Caffa was established by Genoese traders in 1266 by a purchase agreement with the Khan of the Golden Horde.

Relations between the Genoese and the Mongol Golden Horde were strained. The khan of the Golden Horde, Toqta, was piqued at the Italian slave trade in Turkic slaves who were sold as soldiers to the Mamluk Sultanate. He arrested the Italian residents of Sarai (the Mongol capital), and besieged Caffa, which the Genoese resisted for a year, but in 1308 set fire to their city and abandoned it. Relations between the Italians and the Golden Horde remained tense until Toqta’s death in 1312.
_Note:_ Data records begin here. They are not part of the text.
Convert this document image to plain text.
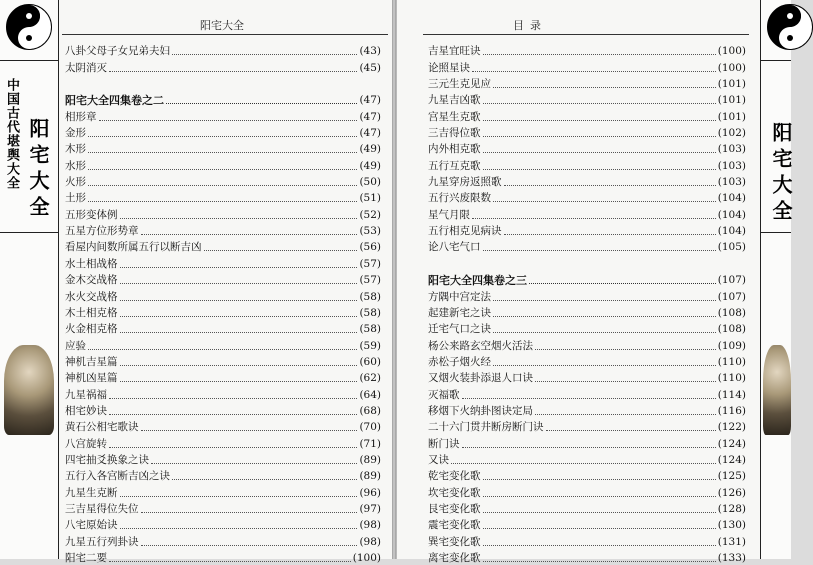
中国古代堪舆大全 阳宅大全
阳宅大全
八卦父母子女兄弟夫妇	(43)
太阴消灭	(45)
阳宅大全四集卷之二	(47)
相形章	(47)
金形	(47)
木形	(49)
水形	(49)
火形	(50)
土形	(51)
五形变体例	(52)
五星方位形势章	(53)
看屋内间数所属五行以断吉凶	(56)
水土相战格	(57)
金木交战格	(57)
水火交战格	(58)
木土相克格	(58)
火金相克格	(58)
应验	(59)
神机吉星篇	(60)
神机凶星篇	(62)
九星祸福	(64)
相宅妙诀	(68)
黄石公相宅歌诀	(70)
八宫旋转	(71)
四宅抽爻换象之诀	(89)
五行入各宫断吉凶之诀	(89)
九星生克断	(96)
三吉星得位失位	(97)
八宅原始诀	(98)
九星五行列卦诀	(98)
阳宅二要	(100)
目录
吉星宜旺诀	(100)
论照星诀	(100)
三元生克见应	(101)
九星吉凶歌	(101)
宫星生克歌	(101)
三吉得位歌	(102)
内外相克歌	(103)
五行互克歌	(103)
九星穿房返照歌	(103)
五行兴废限数	(104)
星气月限	(104)
五行相克见病诀	(104)
论八宅气口	(105)
阳宅大全四集卷之三	(107)
方隅中宫定法	(107)
起建新宅之诀	(108)
迁宅气口之诀	(108)
杨公来路玄空烟火活法	(109)
赤松子烟火经	(110)
又烟火装卦添退人口诀	(110)
灭福歌	(114)
移烟下火纳卦图诀定局	(116)
二十六门贯井断房断门诀	(122)
断门诀	(124)
又诀	(124)
乾宅变化歌	(125)
坎宅变化歌	(126)
艮宅变化歌	(128)
震宅变化歌	(130)
巽宅变化歌	(131)
离宅变化歌	(133)
阳宅大全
Toqtai’s successor, Özbeg Khan, mended relations with the Geneose, which allowed Caffa to become a thriving city once again by the 1340s. However, the ascension of Özbeg Khan's son Jani Beg to the throne changed the political scene once more. The conversion of the Golden Horde Khans to Islam, led to them prosecuting Christians.

Siege

The Mongols under Jani Beg besieged Caffa in 1343 and the Venetian territory of Tana, the cause of which was a brawl between Italians and Muslims in Tana. The siege of Caffa lasted until February 1344, when it was lifted after an Italian relief force killed 15,000 Mongol troops and destroyed their siege machines.

Jani Beg renewed the siege in 1345, and cut off any supplies to the city, leading to miserable conditions within Caffa. However, a serious epidemic of bubonic plague devastated his forces, giving hope to the Italians, and he was forced to lift the siege in 1347. The siege and despair of the city's citizens as the disease spread is vividly described by the Italian notary Gabriel de Mussis. However, de Mussis was not present at the siege and his story is contradicted by contemporary evidence from the Black Sea region. It is now believed that the Black Death spread to Europe in grain shipments that were restarted after the wartime embargoes between Venetian, Genoan, and Golden Horde merchants had been lifted.

The Italians blockaded Mongol ports, forcing Jani Beg to negotiate for peace, and they were allowed to reestablish their colony in Tana in 1347.